2.4. Méthodes de consolidation

Les filiales placées sous le contrôle exclusif du groupe, au sens de la norme « IFRS 10 », sont consolidées selon la méthode de l'intégration globale.

Les sociétés non contrôlées mais dans lesquelles le Groupe exerce une influence notable sont consolidées selon la méthode de la mise en équivalence.

Au 30 juin 2020, l'ensemble des entités incluses dans le périmètre de consolidation du Groupe est contrôlé exclusivement par ce dernier.

Toutes les sociétés du Groupe étant établies dans la zone Euro, leur intégration ne génère donc aucun écart de conversion.

Les comptes consolidés couvrent la période du 1er janvier au 30 juin 2020.

2.5. Immeubles de placement

Selon la norme IAS 40 et ses amendements, un immeuble de placement est défini comme un bien immobilier détenu par le propriétaire ou par le preneur (dans le cadre d'un contrat de location-financement) pour en retirer des loyers ou pour valoriser le capital ou pour les deux à la fois par opposition à :

  • L'utilisation de l'immeuble dans la production, la fourniture de biens ou de services ou à des fins administratives ;
  • La vente dans le cadre d'une activité ordinaire de transaction (marchands de biens).

La totalité du patrimoine du Groupe au 30 juin 2020 entre dans la catégorie « immeubles de placement » ;

Après leur comptabilisation initiale et selon la norme IAS 40, les immeubles de placement sont évalués :

  • Soit à la juste valeur ;
  • Soit au coût selon les modalités prescrites par la norme IAS 16.

Le Groupe ayant une politique de sélection exigeante de ses investissements, consistant à acquérir ou à garder uniquement des immeubles offrant une rentabilité sécurisée, et ayant un potentiel de revalorisation, a décidé conformément à la norme IAS 40, d'évaluer les immeubles de placement en juste valeur à compter du 1er janvier 2006. Cette option a pour objet de refléter dans les comptes consolidés les évolutions du marché des « immeubles de placement » et de donner au patrimoine sa valeur de marché.
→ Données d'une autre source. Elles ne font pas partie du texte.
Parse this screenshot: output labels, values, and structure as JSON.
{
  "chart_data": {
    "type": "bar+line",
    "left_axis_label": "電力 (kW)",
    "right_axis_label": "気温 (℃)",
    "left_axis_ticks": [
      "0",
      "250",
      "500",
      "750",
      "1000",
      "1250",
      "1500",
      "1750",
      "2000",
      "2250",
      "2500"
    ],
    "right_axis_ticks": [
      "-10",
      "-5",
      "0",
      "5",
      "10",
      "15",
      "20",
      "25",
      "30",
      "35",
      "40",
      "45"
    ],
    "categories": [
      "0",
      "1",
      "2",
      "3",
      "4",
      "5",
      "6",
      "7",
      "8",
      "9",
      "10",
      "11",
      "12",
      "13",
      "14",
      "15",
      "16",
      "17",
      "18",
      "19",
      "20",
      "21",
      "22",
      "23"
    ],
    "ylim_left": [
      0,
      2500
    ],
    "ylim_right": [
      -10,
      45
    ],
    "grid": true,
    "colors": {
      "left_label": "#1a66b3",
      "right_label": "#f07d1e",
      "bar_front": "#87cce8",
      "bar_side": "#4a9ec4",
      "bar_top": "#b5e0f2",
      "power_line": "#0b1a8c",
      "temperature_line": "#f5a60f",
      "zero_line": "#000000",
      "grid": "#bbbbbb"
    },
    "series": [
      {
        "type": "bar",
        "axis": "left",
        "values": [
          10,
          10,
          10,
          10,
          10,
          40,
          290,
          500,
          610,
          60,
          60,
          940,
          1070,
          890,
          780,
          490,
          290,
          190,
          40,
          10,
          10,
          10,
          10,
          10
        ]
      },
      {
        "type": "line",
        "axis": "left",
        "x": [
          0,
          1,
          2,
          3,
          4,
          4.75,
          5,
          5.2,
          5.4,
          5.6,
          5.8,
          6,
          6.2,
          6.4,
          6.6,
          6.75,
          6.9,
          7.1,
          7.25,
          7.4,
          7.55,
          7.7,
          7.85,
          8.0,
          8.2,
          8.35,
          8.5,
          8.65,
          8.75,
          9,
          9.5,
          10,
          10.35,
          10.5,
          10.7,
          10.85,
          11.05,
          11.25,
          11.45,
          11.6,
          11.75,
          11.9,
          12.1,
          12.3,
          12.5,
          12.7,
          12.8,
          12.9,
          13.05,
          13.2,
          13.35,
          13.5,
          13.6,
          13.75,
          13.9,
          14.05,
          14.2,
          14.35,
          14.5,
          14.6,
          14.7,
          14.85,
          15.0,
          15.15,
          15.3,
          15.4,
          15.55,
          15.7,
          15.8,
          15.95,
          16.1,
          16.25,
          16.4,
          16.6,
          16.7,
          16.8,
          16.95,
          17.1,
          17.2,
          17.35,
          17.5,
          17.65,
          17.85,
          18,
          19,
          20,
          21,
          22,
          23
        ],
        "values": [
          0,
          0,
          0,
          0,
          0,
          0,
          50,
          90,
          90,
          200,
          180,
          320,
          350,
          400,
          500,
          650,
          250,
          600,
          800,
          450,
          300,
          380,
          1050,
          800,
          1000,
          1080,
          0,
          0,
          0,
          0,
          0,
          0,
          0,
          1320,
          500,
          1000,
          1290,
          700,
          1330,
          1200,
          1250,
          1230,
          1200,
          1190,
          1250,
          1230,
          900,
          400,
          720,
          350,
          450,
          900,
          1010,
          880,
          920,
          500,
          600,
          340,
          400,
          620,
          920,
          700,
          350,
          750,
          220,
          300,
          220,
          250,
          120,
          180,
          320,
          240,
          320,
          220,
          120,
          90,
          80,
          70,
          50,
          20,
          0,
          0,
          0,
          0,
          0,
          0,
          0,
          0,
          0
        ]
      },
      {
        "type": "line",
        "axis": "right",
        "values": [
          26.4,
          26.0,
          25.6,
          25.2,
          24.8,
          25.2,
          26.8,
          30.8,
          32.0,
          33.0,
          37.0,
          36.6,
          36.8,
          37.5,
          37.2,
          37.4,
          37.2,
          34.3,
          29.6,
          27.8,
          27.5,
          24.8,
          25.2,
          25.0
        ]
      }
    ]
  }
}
Cette option a pour impact l'enregistrement des variations de juste valeur en résultat.

La juste valeur est définie comme le « prix qui serait reçu pour la vente d'un actif ou payé pour le transfert d'un passif lors d'une transaction normale entre des participants de marché à la date d'évaluation » (IFRS 13§15). Dans la pratique, pour les immeubles de placement, elle est assimilée à la valeur vénale.

Pour la détermination de la juste valeur au 30 juin 2020, le Groupe ACANTHE DEVELOPPEMENT a confié à deux cabinets externes reconnus (JONES LANG LASALLE EXPERTISES et GALTIER EXPERTISES IMMOBILIERES ET FINANCIERES) le soin d'actualiser les expertises de son patrimoine immobilier.

Ces évaluations ont été menées à la date d'évaluation du 30 juin 2020, compte tenu des travaux restant à réaliser, de la commercialité à céder, de la situation locative des immeubles, et du contexte de la COVID-19.

L'évaluation immobilière a été réalisée selon les standards suivants :

  • La Charte de l'Expertise en Evaluation Immobilière,
  • Les normes d'évaluation de la « Royal Institution of Chartered Surveyors » (Red book),
  • Le Rapport COB de février 2000 (rapport BARTHES DE RUYTHER).

Les critères d'évaluation définis dans la « Charte de l'Expertise en Evaluation immobilière » sont destinés à déterminer la valeur vénale hors frais et droits de mutation. La valeur vénale étant définie comme indiquée cidessus, son appréciation se fait dans les conditions suivantes :

  • La libre volonté du vendeur et de l'acquéreur ;
  • La disposition d'un délai raisonnable de négociation compte-tenu de la nature du bien et de la situation du marché ;
  • Des conditions de mise en vente considérées comme normales, sans réserve et avec des moyens adéquats ;
  • Que les parties en présence ne soient pas influencées par des raisons de convenance exceptionnelles.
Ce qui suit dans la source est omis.